Plans for a new £100million Royal Yacht Britannia have received the backing of Liam Fox who has insisted he would “love a trade yacht” to help win deals for Britain after Brexit.
Dr Fox, the international trade secretary whose job is to negotiate trade deals after the UK quits the European Union, said he supported a replacement yacht if it were paid for by private donors.
The comments come after months of campaigning by Tory MPs and The Daily Telegraph for a replacement for Britannia, which was controversially decommissioned by Tony Blair's Labour Government 20 years ago.
Dr Fox is the second Cabinet minister to come out in favour of a new royal yacht. He privately told friends last month: “If the private sector pays for it I would love a trade yacht.”
A source close to Dr Fox added: “He is more than willing to look at proposals from the private sector but there can be no public money spent on it.”
The comments emerged after Boris Johnson, the Foreign Secretary, said a new yacht would attract “overwhelming support” and will be considered by the Government.
Mr Johnson’s remarks were the first time that a Government minister had backed the campaign for a new ship at the despatch box in the House of Commons.
Mr Johnson was responding to a question in the Commons from Tory MP Jake Berry who has led the campaign for a privately paid for yacht.
He added that a new ship “would indeed add greatly to the soft power of this country, a soft power which is already very considerable”.
Last night they were supported by Michael Gove, the former Cabinet minister, who told The Daily Telegraph, that Mr Johnson “was absolutely spot on”.
He added: “The proposal as outlined by Jake Berry is absolutely right and Boris’s encouragement for it is itself a very good sign.”
Mr Berry added that Dr Fox's comments were "an acknowledgement by the secretary of state that a new royal yacht is a vital tool for this newly created department to promote international trade following Britain leaving the EU".
Commodore Anthony Morrow, the last commanding officer of the royal yacht before she was decommissioned in 1997, welcomed Dr Fox's comments.
He said: “It is most encouraging to hear of the support being given towards a new Royal Yacht by ministers – such a ship will follow the huge benefit Britannia gave to UK trade and business interests for much of her time in commission.”
Downing Street has repeatedly said that a new yacht is “not a priority” for Mrs May and that her Government will not spend any money on it.
The cost to the taxpayer of running the new yacht is estimated at £10million a year. Around 100 Tory MPs – one in three of the Parliamentary party – are backing the campaign.
A secret naval design for a replacement for Britannia which was drawn up by naval staff in 1997 and approved by representatives of the royal family before the Labour Government refused to pay for it.
Commander John Prichard, the officer in charge of the project, said that there was no reason why the new design could not be used as a model for a new yacht.
Separately a poll by Saga of nearly 10,000 people has found that only four in 10 – 39 per cent - were not in favour of commissioning a new ship. Forty-two per cent were in favour and 19 per cent did not have a view.

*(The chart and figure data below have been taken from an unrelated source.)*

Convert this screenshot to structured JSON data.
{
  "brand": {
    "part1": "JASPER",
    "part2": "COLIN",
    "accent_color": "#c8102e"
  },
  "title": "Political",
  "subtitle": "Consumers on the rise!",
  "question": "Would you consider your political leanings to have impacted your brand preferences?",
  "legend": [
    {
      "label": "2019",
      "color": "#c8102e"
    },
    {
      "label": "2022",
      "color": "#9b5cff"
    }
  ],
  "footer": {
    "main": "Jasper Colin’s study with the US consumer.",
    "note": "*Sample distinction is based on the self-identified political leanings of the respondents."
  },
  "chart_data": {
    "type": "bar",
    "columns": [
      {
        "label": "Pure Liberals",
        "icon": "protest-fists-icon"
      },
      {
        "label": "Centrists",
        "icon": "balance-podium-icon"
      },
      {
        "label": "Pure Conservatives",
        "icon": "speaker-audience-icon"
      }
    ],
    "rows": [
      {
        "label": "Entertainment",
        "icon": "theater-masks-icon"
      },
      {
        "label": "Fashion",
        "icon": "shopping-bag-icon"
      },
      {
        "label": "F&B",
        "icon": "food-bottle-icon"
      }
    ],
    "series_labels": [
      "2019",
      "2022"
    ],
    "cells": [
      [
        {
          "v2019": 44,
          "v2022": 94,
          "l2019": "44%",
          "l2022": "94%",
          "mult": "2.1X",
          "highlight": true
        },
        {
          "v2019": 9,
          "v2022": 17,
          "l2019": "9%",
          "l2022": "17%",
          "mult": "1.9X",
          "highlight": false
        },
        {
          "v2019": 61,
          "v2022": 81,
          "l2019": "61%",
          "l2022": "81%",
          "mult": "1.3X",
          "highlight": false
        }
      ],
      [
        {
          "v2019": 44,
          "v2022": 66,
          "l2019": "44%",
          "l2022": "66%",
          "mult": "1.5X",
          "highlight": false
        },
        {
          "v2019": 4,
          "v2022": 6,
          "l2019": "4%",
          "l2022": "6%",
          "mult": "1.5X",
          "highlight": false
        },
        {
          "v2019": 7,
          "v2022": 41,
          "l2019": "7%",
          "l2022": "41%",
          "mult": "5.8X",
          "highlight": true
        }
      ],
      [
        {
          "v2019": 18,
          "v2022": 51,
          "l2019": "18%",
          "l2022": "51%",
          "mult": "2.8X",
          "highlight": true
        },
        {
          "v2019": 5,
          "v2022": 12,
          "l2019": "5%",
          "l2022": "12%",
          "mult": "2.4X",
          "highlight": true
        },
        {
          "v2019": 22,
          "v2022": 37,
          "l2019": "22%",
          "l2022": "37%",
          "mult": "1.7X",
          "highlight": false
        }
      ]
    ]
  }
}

Paul Green, Saga’s director of communications, said: “Boris is batting for Britain and is right to raise the issue of commissioning a new Royal Yacht.”
A Government spokesman said while there are "Government plans for a new yacht", Mr Johnson "was making the point that if it could be done privately he believed it would attract support.
"The important thing is the work the government is doing to forge an ambitious plan to exploit the opportunities that leaving the EU presents, to make Britain a global leader in free trade.
"As you know, the FCO and the Department for International Trade are looking into many options to make sure we get the right trade deals for the UK after we exit the European Union”.